Fortunately, my little experiment in alpha transparency didn’t end there. The SetAlphaValue software that’s been a key part of Crystal Clear’s magic from the beginning has led me on a merry (well, mostly merry) romp through Objective-C and Cocoa Land, the world of geeky wonder that lies behind each object on your Mac OS X desktop. With much open-source Cocoa software code, two excellent books, and the rich universe of web Cocoa resources in hand, I’ve been slowly absorbing the syntax and grammar of Objective-C, the programming language of choice for Cocoa application development. As I got deeper into the “messaging” framework that’s a key part of Cocoa, I realized I could hack SetAlphaValue to do much more than just adjust window transparency.
So, I’ve been experimenting with doing just that. The new version of Crystal Clear isn’t quite ready for release, but I thought I’d publish a few screenshots to see if anyone but me finds this sort of thing irresistable.
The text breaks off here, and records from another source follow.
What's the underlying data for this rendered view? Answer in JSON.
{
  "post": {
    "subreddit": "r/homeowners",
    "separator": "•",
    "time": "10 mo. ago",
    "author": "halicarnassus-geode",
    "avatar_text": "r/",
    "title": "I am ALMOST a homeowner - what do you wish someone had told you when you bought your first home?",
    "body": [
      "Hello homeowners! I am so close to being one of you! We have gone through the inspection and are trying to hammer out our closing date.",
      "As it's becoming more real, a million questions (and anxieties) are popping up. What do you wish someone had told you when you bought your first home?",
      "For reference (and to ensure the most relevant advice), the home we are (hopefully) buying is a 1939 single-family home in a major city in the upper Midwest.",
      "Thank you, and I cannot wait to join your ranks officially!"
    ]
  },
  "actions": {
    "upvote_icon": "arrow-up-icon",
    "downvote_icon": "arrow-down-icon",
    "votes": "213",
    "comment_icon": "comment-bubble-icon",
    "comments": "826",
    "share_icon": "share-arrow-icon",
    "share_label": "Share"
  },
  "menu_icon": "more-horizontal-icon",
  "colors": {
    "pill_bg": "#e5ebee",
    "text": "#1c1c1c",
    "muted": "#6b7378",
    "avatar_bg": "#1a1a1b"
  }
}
The new version of Crystal Clear will add these features to the current one:
- Semitransparent text fields
- Semitransparent background color for text composition windows, such as the one in TextEdit
- Nearly transparent window backgrounds
- Semitransparent backgrounds in scrolling lists and table views
- Addition of an “opacity” slider to the Color Panel, so you can use transparent background colors of your choosing in any Cocoa editor, including Xcode and Coda, that do not natively support this. I’m also enjoying using it in nifty little utilities like MemoryStick , which you can see at the bottom of all of the screenshot windows.
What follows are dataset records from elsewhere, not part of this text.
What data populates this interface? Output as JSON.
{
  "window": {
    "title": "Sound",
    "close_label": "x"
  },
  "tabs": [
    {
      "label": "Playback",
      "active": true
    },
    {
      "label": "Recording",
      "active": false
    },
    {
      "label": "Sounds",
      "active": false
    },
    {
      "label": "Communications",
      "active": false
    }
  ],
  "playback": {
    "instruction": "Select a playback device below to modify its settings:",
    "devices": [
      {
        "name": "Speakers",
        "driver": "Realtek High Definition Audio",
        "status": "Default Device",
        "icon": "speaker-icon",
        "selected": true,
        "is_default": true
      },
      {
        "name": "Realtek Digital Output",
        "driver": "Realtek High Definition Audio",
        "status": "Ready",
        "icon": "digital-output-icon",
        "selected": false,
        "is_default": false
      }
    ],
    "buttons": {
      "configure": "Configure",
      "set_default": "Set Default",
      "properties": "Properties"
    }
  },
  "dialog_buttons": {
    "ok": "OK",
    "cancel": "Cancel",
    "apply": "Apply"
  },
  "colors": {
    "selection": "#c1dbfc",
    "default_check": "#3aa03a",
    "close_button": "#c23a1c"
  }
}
- A new, tiny application that adds the Crystal Menubar to your desktop.
- Another tiny app that adds a transparent “gloss” to your desktop.
- Reworking of numerous button and other graphics in the Crystal Clear theme to account for newly transparent backgrounds.
- A workaround for Safari 3.0 that works right with a couple of annoying exceptions.
I’m hoping to finish testing and have something available to release by early September… sooner if all goes well!
Since more transparency in your windows gives you even more reason to eliminate window and desktop clutter, I plan to get that key article on Single Application Mode (SAM) out the door between now and then. If SetAlphaValue worked in all of your apps, SAM wouldn’t be absolutely necessary, but since it doesn’t work in Carbon apps (such as Finder, Microsoft [whatever], Adobe [whatever], iTunes, and many others), I find using SAM essential to making transparent windows usable on Mac OS X. Not that SAM is hard or in any way painful, but it’s definitely something that’ll be new to many Mac users. Sadly, I’ve found that many humans equate “new” with “bad,” even if “new” is clearly “good.”
Of course, if you don’t have beautiful desktop pictures, there’s really no point in having transparent windows. After all, what else is there to “see through” in an application window if you don’t care to see your other windows or desktop-icon clutter? To that end, the new Crystal Clear will ship with a variety of new background pix that I’ve found enjoyable. In the interest of celebrating “gloss” generally, this collection of background pictures shares that theme.
The preview images above have three desktop pictures of my own devising—the first, fourth, and fifth. The second is a simple glossy pic that was aptly named ” YAGW” (yet another glossy wallpaper) by its maker, an artist from Portugal nicknamed Greven. The third is a design called Pastel Dreams by the Almighty Bazaa, to which, with her permission, I added a bit of gloss. Every time I visit a site like Deviant Art, I come away with an armload of great desktop pictures, which I’ve found are just a whole lot more interesting to look at than opaque white and grey, the staples of traditional software windows. Now, with Crystal Clear, I can enjoy my desktop pix and still get all my computing done!